Search code examples
javacharacter-encodingjava-8rtf

Can't Read RTF ANSi File contains Arabic Characters


I have RTF files are encoded in ANSI while it contains Arabic phrases. I'm trying to read this file but couldn't read it in the right encoding.

RTF File:

{\rtf1\fbidis\ansi\deff0{\fonttbl{\f0\fnil\fcharset178 MS Sans Serif;}{\f1\fnil\fcharset0 MS Sans Serif;}}

\viewkind4\uc1\pard\ltrpar\lang12289\f0\rtlch\fs16\'ca\'d1\'cc\'e3\'c9: \'d3\'e3\'ed\'d1 \'c7\'e1\'e3\'cc\'d0\'e6\'c8\f1\ltrch\par

}

and my java code is:

RTFEditorKit rtf = new RTFEditorKit();
Document doc = rtf.createDefaultDocument();
rtf.read(new InputStreamReader(new FileInputStream("Document.rtf"), "windows-1256"),doc,0);
System.out.println(doc.getText(0,doc.getLength()));

and the wrong output is:

ÊÑÌãÉ: ÓãíÑ ÇáãÌÐæÈ

Solution

  • Try RTFParserKit, this should correctly support encodings like the ones you describe.

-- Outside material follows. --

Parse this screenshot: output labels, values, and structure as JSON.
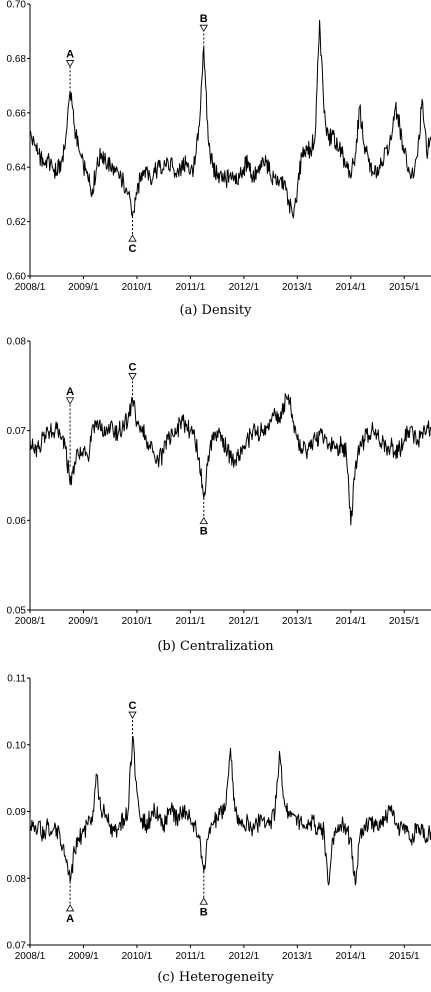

    Here is the text it extracted from your example:

    ترجمة: سمير المجذوب

    I used the RtfDump class which ships with RTFParserKit to dump the RTF content into an XML file. The class invokes the StandardRtfParser on the supplied input file, while the RtfDumpListener class receives the events raised by the parser as the file is read, adding content to the XML file as it goes.